Quanto al presente e al futuro, sopra intellettuale è intervenuto qualche anno fa Alberto Arbasino, un intellettuale dalla nota sensibilità linguistica. Si è servito in proposito di uno strumento squisitamente grammaticale. Ecco come: «(Più recentemente, masse di innumerevoli intellettualini in coppiette e famigliuole e “ruoli” sempre in crisi e in serie intimistica, fra divani-letto e angoli-cottura e posti-motorino e passeggini per pupi o paparini standard e uffici intercambiabili con capi e problemi e dialoghi comunque sostituibili, mai certamente imperdibili.)». 

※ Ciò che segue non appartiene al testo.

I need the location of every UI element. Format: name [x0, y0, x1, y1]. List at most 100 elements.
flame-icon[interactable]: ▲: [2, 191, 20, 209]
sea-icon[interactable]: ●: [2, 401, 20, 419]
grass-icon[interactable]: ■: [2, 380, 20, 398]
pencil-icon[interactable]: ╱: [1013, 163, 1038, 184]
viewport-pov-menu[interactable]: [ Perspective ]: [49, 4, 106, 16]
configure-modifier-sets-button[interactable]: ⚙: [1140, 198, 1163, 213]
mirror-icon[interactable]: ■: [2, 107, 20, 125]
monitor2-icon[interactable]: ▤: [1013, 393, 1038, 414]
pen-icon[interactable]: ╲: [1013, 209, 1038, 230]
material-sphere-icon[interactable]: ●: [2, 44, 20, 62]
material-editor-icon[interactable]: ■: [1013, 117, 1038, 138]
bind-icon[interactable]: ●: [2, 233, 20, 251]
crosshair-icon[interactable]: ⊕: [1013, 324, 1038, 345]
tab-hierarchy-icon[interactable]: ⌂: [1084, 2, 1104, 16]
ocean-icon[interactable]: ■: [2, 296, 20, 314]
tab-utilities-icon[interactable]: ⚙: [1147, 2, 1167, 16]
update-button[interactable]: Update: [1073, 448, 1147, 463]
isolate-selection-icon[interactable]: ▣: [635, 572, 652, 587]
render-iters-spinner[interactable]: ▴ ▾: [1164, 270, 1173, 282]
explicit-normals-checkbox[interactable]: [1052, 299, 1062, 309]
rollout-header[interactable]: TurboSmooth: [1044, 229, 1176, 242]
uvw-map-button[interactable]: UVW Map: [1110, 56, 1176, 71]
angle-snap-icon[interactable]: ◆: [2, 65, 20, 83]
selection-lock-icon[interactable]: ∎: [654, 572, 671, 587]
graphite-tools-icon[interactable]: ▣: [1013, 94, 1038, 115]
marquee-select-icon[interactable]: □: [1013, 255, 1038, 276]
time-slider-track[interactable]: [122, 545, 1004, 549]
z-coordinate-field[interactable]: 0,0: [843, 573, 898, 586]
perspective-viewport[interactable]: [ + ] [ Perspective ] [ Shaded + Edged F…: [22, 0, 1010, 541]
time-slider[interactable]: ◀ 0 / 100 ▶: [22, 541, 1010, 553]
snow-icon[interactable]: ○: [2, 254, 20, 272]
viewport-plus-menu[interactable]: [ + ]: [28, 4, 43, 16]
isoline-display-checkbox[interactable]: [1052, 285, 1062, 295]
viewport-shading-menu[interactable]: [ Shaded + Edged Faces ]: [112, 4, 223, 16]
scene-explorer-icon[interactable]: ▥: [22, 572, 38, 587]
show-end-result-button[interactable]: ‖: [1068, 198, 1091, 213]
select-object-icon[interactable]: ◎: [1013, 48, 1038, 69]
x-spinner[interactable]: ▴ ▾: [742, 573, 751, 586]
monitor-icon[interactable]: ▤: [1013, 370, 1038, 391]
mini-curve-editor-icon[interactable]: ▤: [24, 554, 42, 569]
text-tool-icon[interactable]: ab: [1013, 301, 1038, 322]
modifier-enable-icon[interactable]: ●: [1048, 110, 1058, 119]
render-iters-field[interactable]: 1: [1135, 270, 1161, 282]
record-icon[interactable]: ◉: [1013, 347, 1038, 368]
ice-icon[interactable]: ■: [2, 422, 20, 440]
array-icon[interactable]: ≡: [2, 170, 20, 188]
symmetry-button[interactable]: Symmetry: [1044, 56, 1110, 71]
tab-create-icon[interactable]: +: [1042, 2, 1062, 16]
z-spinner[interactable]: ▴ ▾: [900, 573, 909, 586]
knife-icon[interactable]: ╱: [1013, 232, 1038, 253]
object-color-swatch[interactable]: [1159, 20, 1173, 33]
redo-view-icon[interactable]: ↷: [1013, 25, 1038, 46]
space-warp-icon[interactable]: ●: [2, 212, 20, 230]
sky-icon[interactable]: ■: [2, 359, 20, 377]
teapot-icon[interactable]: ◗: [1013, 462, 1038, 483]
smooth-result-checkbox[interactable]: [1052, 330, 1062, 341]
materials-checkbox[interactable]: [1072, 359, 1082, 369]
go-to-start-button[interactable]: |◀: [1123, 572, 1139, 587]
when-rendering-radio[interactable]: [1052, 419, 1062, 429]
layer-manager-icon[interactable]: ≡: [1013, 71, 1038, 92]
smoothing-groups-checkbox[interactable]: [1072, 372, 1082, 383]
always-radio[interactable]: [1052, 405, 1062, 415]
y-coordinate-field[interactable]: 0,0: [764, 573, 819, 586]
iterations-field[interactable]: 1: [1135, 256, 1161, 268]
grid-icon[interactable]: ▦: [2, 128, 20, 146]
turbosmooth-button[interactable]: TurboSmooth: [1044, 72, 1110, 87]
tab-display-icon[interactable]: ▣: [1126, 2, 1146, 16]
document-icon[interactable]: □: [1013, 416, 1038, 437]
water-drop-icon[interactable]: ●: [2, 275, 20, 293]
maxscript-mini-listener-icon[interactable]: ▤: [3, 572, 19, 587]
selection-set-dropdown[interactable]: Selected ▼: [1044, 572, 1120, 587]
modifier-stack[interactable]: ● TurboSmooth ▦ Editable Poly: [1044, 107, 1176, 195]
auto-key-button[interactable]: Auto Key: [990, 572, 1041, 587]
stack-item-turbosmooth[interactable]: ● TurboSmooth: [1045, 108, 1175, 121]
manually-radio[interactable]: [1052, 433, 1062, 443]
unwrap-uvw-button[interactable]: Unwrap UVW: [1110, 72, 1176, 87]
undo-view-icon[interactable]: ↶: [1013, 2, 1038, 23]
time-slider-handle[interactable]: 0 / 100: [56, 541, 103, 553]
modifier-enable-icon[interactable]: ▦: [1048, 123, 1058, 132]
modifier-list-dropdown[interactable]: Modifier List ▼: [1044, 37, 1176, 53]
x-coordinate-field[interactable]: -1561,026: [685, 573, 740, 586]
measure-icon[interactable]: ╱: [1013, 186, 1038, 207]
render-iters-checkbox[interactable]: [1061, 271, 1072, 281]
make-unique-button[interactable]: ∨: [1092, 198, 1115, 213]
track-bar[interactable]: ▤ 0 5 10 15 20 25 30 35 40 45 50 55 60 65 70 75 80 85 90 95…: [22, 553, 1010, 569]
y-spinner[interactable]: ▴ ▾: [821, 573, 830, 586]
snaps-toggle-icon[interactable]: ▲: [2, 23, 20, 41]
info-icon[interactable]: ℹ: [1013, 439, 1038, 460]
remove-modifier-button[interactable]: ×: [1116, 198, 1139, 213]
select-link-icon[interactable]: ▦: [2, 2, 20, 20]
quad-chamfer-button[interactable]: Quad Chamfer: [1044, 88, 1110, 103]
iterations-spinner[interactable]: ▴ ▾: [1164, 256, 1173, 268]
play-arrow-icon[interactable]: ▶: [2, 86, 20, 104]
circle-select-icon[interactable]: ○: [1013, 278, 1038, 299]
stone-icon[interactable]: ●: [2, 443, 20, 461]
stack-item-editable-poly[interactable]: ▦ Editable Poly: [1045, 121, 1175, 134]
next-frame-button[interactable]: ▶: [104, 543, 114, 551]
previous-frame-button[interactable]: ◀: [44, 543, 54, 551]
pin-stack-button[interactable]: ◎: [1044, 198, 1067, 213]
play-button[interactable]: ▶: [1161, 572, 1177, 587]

Il «più recentemente» che apre questo breve passo è l’oggi o l’appena ieri che trova oggi suoi sviluppi. Arbasino chiude con esso la precisazione premessa alla “Cronologia” (composta con Raffaele Manica) a corredo del primo tomo del suo Meridiano. Pur poste tra parentesi, le poche righe non dicono di un’epochè né d’una sospensione del giudizio, da parte sua. Sono caratterizzate da forme alterate diminutive, mere o apparenti che siano (si trascurano qui le sottigliezze morfologiche): coppiette, famigliuole, motorino, passeggini, paparini. Parole di un uso italiano comune, venato di affettività, eventualmente. Seguono tutte intellettualini, la parola qui e nel passo rilevante. 

 

Preso a prestito da polemiche giornalistiche, dove aveva trovato non memorabili ricorrenze, il diminutivo di intellettuale entra in tal modo nella lingua di uno scrittore, anzi di un intellettuale, a coronamento di un nesso ricco di assonanze e privo di determinazione: masse di innumerevoli intellettualini. Si tratta, insomma, di un picco di marcatezza. Si tratta di ciò che ad Alberto Arbasino preme dire. Egli sottolinea una continuità lessicale e marca al tempo stesso una differenza, la cui percezione, a lui intellettuale, deve essere parsa meritevole d’essere tramandata. La storia linguistica di intellettuale, come sostantivo, si è così arricchita di una nuova e problematica faccetta: tra denotazione e connotazione, tra sarcasmo e affettazione, quella che si riflette nel suo comico diminutivo.

 

[Questo scritto è comparso, come parte di un più ampio articolo, sul fascicolo 141 (marzo 2018) di Prometeo. Rivista trimestrale di scienze e storia].